Saat selesai majlis tersebut, dan tamu itu telah beranjak, pemuda itu bertanya perihal siapa tamu itu. Sulaiman menjawab bahwa ia adalah Malaikat Izra’il yang ditugaskan untuk mengambil nyawa pemuda tersebut. Pemuda itu ketakukan dan meminta Sulaiman supaya memerintahkan angin agar membawanya ke Hindia karena takut nyawanya diambil Izra’il. Sulaiman tersenyum dan menuruti apa yang diminta pemuda itu.

Rupanya pemuda itu takut mati, dan tahukah anda, mengapa Nabi Sulaiman tersenyum? KH Agus Isa Mahin menjelaskan bahwa saat Malaikat Izra’il ditanya oleh Sulaiman perihal kedatangannya, ia mengatakan bahwa ia akan mencabut nyawa pemuda itu di Hindia, menurut catatannya, namun pemuda itu masih ada di majlis Sulaiman yang jauh dari negeri Hindia.

Apa hikmahnya, kematian telah ditentukan waktu, tempat dan bagaimana caranya. Karena itu menurut beliau ikhtiar tetap dilakukan, tetapi jangan terlalu larut dalam arus kepanikah sehingga tauhid kita menjadi hilang. Beliau mengajak untuk semakin memperbanyak meminta pertolongan Allah melalui shalat dan do’a.

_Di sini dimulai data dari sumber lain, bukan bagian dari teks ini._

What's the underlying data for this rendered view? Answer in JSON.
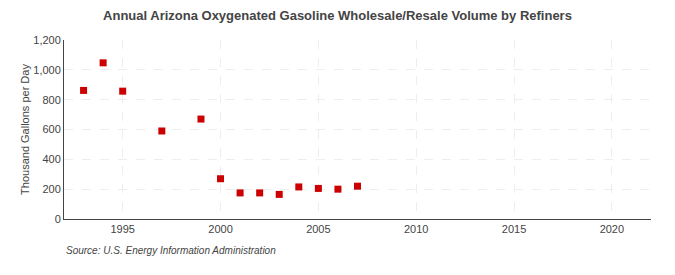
{
  "chart_data": {
    "type": "scatter",
    "title": "Annual Arizona Oxygenated Gasoline Wholesale/Resale Volume by Refiners",
    "ylabel": "Thousand Gallons per Day",
    "source": "Source: U.S. Energy Information Administration",
    "x": [
      1993,
      1994,
      1995,
      1997,
      1999,
      2000,
      2001,
      2002,
      2003,
      2004,
      2005,
      2006,
      2007
    ],
    "values": [
      862,
      1047,
      857,
      590,
      670,
      270,
      175,
      175,
      165,
      215,
      205,
      200,
      220
    ],
    "color": "#CC0000",
    "marker": "square",
    "xlim": [
      1992,
      2022
    ],
    "xticks": [
      1995,
      2000,
      2005,
      2010,
      2015,
      2020
    ],
    "ylim": [
      0,
      1200
    ],
    "yticks": [
      0,
      200,
      400,
      600,
      800,
      {
        "value": 1000,
        "label": "1,000"
      },
      {
        "value": 1200,
        "label": "1,200"
      }
    ],
    "grid": true
  }
}
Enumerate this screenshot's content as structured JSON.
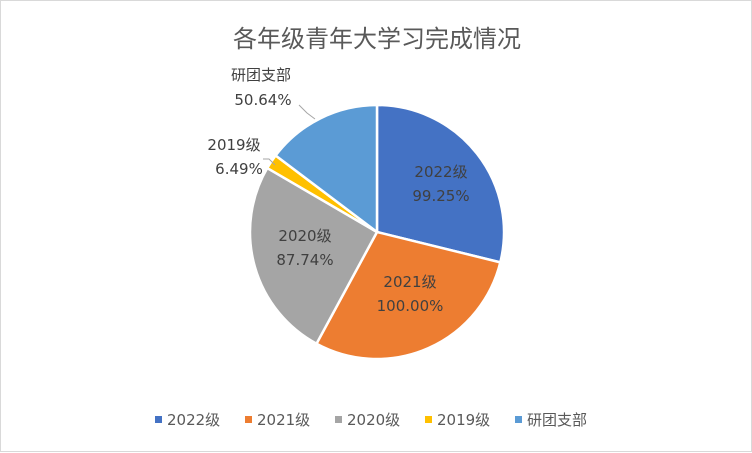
{
  "chart_data": {
    "type": "pie",
    "title": "各年级青年大学习完成情况",
    "categories": [
      "2022级",
      "2021级",
      "2020级",
      "2019级",
      "研团支部"
    ],
    "values": [
      99.25,
      100.0,
      87.74,
      6.49,
      50.64
    ],
    "labels": [
      "99.25%",
      "100.00%",
      "87.74%",
      "6.49%",
      "50.64%"
    ],
    "colors": [
      "#4472c4",
      "#ed7d31",
      "#a5a5a5",
      "#ffc000",
      "#5b9bd5"
    ],
    "legend_position": "bottom",
    "start_angle": "12 o'clock",
    "direction": "clockwise"
  }
}
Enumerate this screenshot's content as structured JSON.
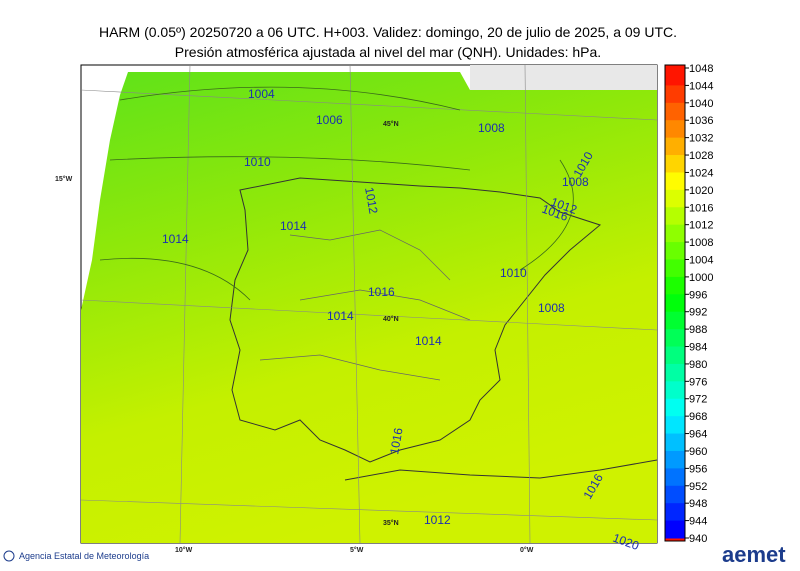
{
  "header": {
    "line1": "HARM (0.05º) 20250720 a 06 UTC. H+003. Validez: domingo, 20 de julio de 2025, a 09 UTC.",
    "line2": "Presión atmosférica ajustada al nivel del mar (QNH). Unidades: hPa."
  },
  "colorbar": {
    "labels": [
      1048,
      1044,
      1040,
      1036,
      1032,
      1028,
      1024,
      1020,
      1016,
      1012,
      1008,
      1004,
      1000,
      996,
      992,
      988,
      984,
      980,
      976,
      972,
      968,
      964,
      960,
      956,
      952,
      948,
      944,
      940
    ]
  },
  "isobar_labels": [
    "1004",
    "1006",
    "1008",
    "1010",
    "1012",
    "1014",
    "1014",
    "1016",
    "1014",
    "1014",
    "1010",
    "1008",
    "1008",
    "1012",
    "1016",
    "1010",
    "1016",
    "1012",
    "1020",
    "1016"
  ],
  "graticule_labels": [
    "15°W",
    "45°N",
    "40°N",
    "35°N",
    "10°W",
    "5°W",
    "0°W"
  ],
  "footer": {
    "agency": "Agencia Estatal de Meteorología",
    "logo": "aemet"
  }
}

Wabah penyakit selalu ada di setiap masa. Tidak hanya saat ini. Karena itu,-dawuh beliau, kita ikuti tuntunan para ulama dan kyai, terutama perbanyak do’a yang diwariskan oleh Wali Songo. Dawuh beliau Wali Songo memiliki do’a yang digunakan untuk menangkal merebaknya wabah penyakit dengan tawasul kepada lima pusaka yang berwujud manusia, yaitu Rasulullah Saw., Ali Karramallahu Wajhah, Fatimah al-Zahro’ dan kedua putranya Hasan dan Husain. Do’a itu berbunyi, “Lii khamsatun uthfi’ biha harral waba’ al-hathimah al-Musthafa wa al-Murtadha wabnaahuma wa Faathimah”, artinya saya mempunyai lima pusaka yang dengannya, bisa memadamkan panasnya wabah penyakit, al-Musthafa (Nabi Muhammad Saw), al-Murtadha (Ali bin Abi Thalib), kedua putranya (Hasan dan Husain) dan Fathimah.

Berkenaan dengan peringatan Isra’ Mi’raj hal terpenting adalah shalat lima waktu. Beliau mengak seluruh jamaah yang hadir untuk senantiasa menjaga shalat lima waktu. Jangan sampai kepanikan yang terjadi menjadikan kita semua takut untuk mengikuti jamaah shalat, takut ke masjid dan sebainya. Menurut beliau, hal ketakutan berlebihan hingga menyebabkan kita meninggalkan kewajiban kepada Allah Swt. bukan hal yang tepat. Waspada penting, ikhtiar wajib dan tawakkal tetap harus ditanamkan di dalam hati.